Action on addiction
As a parent of an addict, I follow the Drug Taskforce meetings with great interest. In the past I’ve tried to explain to the powers that be how they have actually created a demand for heroin and at the same time caused the price of legal opioids to go up.
When I first moved here in 2001, the cost of a 7.5 milligram Vicodin or Percocet was $3, and a stamp bag of heroin was more expensive. Today the cost of those prescription drugs on the black market has skyrocketed to $10 per pill, and the cost of a stamp bag of heroin has dropped to $5.
Now that the government has created a database to log prescriptions of opioids, two things have happened. The amount of dollars paid to hospitals through Medicare and Medicaid has gone down, and emergency room physician bonuses have gone down as well.
Doctors are afraid to write scripts, even to senior citizens in pain. I have a 95-year-old neighbor who was referred to the pain clinic because her physician is now afraid he may lose his license.
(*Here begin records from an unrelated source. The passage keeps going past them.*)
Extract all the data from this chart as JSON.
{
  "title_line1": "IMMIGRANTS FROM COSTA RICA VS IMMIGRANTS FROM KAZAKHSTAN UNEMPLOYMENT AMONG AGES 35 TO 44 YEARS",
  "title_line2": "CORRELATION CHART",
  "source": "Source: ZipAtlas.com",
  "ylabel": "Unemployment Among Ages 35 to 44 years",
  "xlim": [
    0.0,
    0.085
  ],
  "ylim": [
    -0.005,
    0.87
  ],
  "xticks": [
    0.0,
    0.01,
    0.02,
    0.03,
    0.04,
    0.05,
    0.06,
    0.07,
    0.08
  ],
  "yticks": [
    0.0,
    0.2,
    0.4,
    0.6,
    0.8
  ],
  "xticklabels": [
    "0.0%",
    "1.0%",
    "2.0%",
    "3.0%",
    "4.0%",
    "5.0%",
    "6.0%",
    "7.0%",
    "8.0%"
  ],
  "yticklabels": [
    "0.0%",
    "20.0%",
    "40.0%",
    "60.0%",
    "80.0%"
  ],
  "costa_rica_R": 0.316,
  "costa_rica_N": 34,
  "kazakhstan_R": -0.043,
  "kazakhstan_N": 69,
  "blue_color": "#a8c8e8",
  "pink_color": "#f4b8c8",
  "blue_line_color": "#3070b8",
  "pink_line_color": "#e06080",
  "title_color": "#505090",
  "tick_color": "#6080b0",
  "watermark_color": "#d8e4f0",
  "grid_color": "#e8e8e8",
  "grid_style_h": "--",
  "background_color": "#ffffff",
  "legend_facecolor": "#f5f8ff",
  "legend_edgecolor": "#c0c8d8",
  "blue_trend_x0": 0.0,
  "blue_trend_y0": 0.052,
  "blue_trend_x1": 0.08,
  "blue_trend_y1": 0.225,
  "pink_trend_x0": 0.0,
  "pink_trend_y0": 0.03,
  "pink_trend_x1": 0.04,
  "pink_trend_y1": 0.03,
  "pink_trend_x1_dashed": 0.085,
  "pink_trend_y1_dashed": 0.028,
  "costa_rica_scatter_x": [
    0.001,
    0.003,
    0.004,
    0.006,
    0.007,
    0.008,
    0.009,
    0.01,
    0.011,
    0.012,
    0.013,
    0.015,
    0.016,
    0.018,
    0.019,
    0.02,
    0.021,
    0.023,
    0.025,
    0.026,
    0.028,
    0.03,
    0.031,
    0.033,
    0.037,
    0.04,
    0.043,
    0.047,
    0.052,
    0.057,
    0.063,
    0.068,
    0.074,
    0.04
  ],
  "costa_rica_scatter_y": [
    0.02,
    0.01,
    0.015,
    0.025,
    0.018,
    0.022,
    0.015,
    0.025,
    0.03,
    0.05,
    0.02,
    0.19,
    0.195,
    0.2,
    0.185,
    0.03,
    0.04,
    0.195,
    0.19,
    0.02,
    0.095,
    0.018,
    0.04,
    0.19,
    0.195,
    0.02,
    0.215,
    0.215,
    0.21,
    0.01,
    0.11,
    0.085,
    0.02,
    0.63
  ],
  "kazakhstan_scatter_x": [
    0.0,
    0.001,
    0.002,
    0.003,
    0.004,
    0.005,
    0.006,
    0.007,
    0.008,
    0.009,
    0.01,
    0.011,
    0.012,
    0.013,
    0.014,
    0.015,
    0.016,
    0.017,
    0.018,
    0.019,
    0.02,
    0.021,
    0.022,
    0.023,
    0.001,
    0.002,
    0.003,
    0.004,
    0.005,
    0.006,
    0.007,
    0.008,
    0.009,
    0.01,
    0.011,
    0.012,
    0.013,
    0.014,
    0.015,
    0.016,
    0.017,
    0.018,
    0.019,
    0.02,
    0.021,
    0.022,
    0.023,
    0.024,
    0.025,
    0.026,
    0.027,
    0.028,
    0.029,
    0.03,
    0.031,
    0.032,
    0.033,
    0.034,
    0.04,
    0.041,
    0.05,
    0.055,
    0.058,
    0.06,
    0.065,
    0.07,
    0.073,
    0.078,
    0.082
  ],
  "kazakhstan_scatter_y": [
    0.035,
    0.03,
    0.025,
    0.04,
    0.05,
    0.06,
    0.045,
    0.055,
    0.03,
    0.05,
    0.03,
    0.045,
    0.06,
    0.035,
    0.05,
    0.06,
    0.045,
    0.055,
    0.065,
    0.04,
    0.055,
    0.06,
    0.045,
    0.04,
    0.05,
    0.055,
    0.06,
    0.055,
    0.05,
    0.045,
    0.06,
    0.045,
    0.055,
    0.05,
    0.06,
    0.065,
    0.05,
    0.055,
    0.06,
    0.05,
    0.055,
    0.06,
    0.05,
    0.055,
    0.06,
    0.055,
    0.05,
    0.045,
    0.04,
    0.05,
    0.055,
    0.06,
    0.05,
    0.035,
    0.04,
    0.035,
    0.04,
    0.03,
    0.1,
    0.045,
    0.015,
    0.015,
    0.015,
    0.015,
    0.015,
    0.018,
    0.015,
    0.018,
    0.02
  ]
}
For a person her age the concern should be on comfort, not addiction. People must be made aware that at some point in the near future, we too shall be in need of such care and meds.
The very people trying to find a way to stop the trade of heroin in Butler County have actually created the need and the market. While I find the article District Attorney Richard Goldinger wrote (“Not in My Backyard”) was a wonderful thought, he did not address the problem, which is: how does he uncreate the market that they set in place?
The law says there must be three controlled buys from a dealer before police can step in. This has to change. If we can point out where the dealers live and work, then it should only take Marshall Dillon to bust the door in and arrest the dealers. Stop giving them probation and start passing out prison time.
At meeting after meeting I hear parents cry over the way addiction has affected their families. Perhaps it is high time to change the way we vote. The politicians will take notice then.